2. It then travels down a short esophagus to the crop. Once in the crop, the food goes through various digestive processes as the nutrients start to metabolize. (The parent parrot's crop contains all sorts of "goodies" that help boost the immune system of baby parrots.)
3. Food is then broken down by gastric juices in the proventriculus. Then the inside lining of the muscular ventriculus (gizzard) secretes a keratin-like fluid which hardens around food and aids in grinding any hard food. (Note: Grit/gravel is unnecessary and can even be dangerous for parrots (including budgie and 'tiel) diets because this keratin surface is hard enough to grind foods. Through the years, I have known of several parrots who have become seriously ill from grit/gravel impaction in their digestive system because they have been given free access to it in their diets. This can result in illness and even death because they can't metabolize the nutrients in their food.)

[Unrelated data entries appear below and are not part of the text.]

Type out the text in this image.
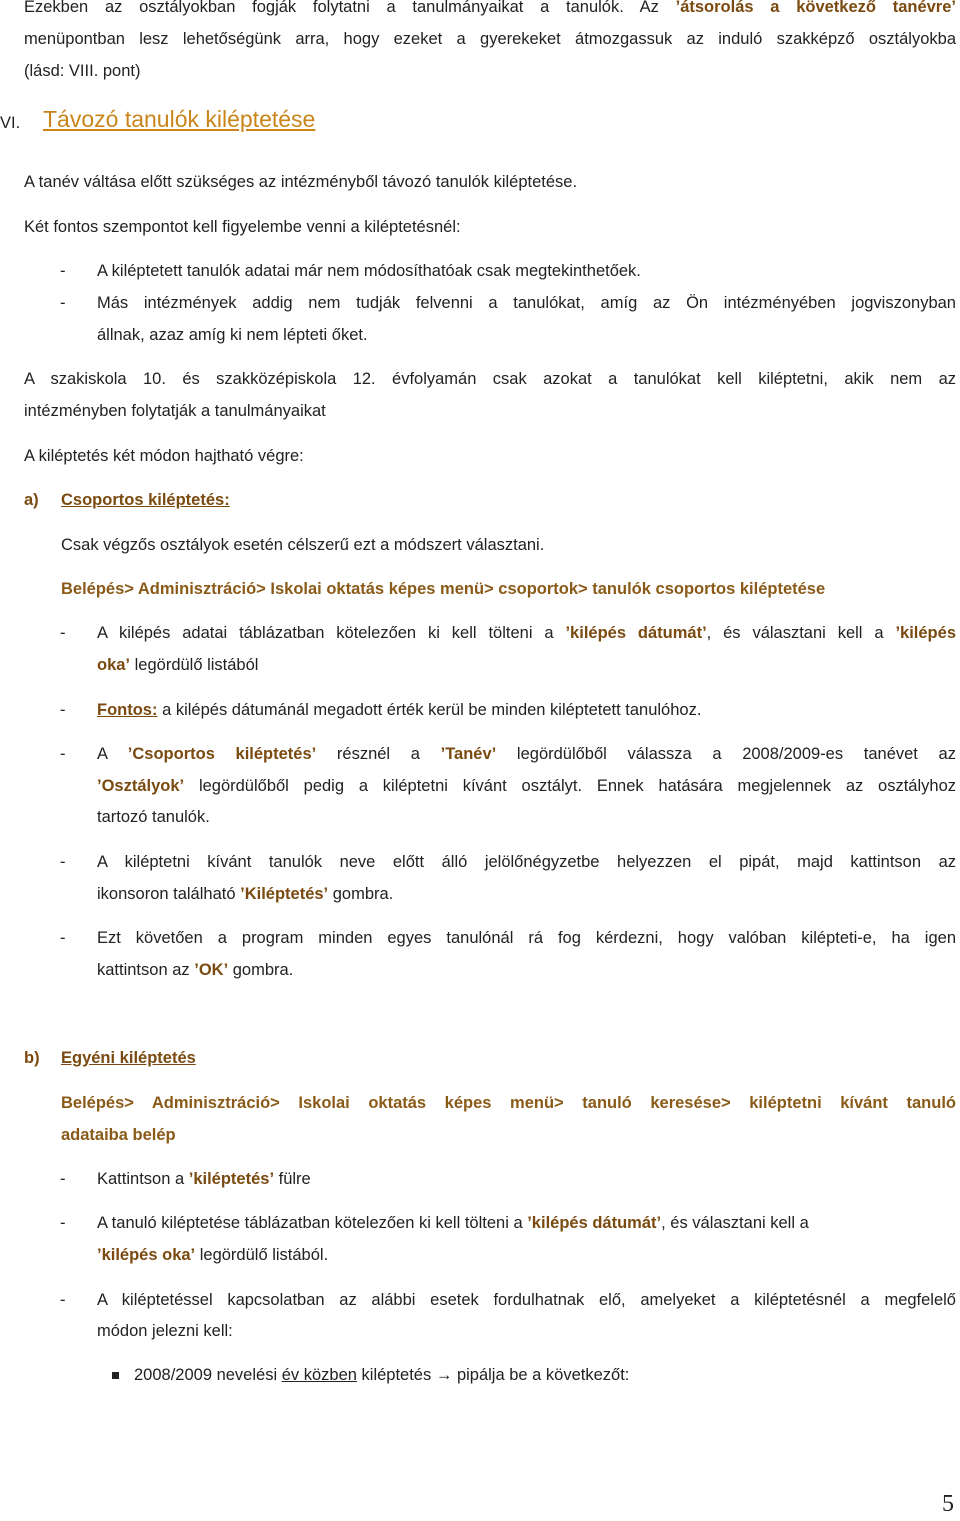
Ezekben az osztályokban fogják folytatni a tanulmányaikat a tanulók. Az ’átsorolás a következő tanévre’
menüpontban lesz lehetőségünk arra, hogy ezeket a gyerekeket átmozgassuk az induló szakképző osztályokba
(lásd: VIII. pont)
VI. Távozó tanulók kiléptetése
A tanév váltása előtt szükséges az intézményből távozó tanulók kiléptetése.
Két fontos szempontot kell figyelembe venni a kiléptetésnél:
- A kiléptetett tanulók adatai már nem módosíthatóak csak megtekinthetőek.
- Más intézmények addig nem tudják felvenni a tanulókat, amíg az Ön intézményében jogviszonyban
állnak, azaz amíg ki nem lépteti őket.
A szakiskola 10. és szakközépiskola 12. évfolyamán csak azokat a tanulókat kell kiléptetni, akik nem az
intézményben folytatják a tanulmányaikat
A kiléptetés két módon hajtható végre:
a) Csoportos kiléptetés:
Csak végzős osztályok esetén célszerű ezt a módszert választani.
Belépés> Adminisztráció> Iskolai oktatás képes menü> csoportok> tanulók csoportos kiléptetése
- A kilépés adatai táblázatban kötelezően ki kell tölteni a ’kilépés dátumát’, és választani kell a ’kilépés
oka’ legördülő listából
- Fontos: a kilépés dátumánál megadott érték kerül be minden kiléptetett tanulóhoz.
- A ’Csoportos kiléptetés’ résznél a ’Tanév’ legördülőből válassza a 2008/2009-es tanévet az
’Osztályok’ legördülőből pedig a kiléptetni kívánt osztályt. Ennek hatására megjelennek az osztályhoz
tartozó tanulók.
- A kiléptetni kívánt tanulók neve előtt álló jelölőnégyzetbe helyezzen el pipát, majd kattintson az
ikonsoron található ’Kiléptetés’ gombra.
- Ezt követően a program minden egyes tanulónál rá fog kérdezni, hogy valóban kilépteti-e, ha igen
kattintson az ’OK’ gombra.
b) Egyéni kiléptetés
Belépés> Adminisztráció> Iskolai oktatás képes menü> tanuló keresése> kiléptetni kívánt tanuló
adataiba belép
- Kattintson a ’kiléptetés’ fülre
- A tanuló kiléptetése táblázatban kötelezően ki kell tölteni a ’kilépés dátumát’, és választani kell a
’kilépés oka’ legördülő listából.
- A kiléptetéssel kapcsolatban az alábbi esetek fordulhatnak elő, amelyeket a kiléptetésnél a megfelelő
módon jelezni kell:
2008/2009 nevelési év közben kiléptetés → pipálja be a következőt:
5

4. From the ventriculus, food moves into the duodenum where bile secretions continue to break it down. Then it passes through the rest of the small intestine and into the large intestine for additional digestion.
5. Finally, wastes are stored for a short time in the cloaca (derived from the Latin word for sewer) until they are passed from the body through the cloacal orifice or vent. These are called droppings or birdie poop. Parrots can't and shouldn't have to hold their droppings for very long.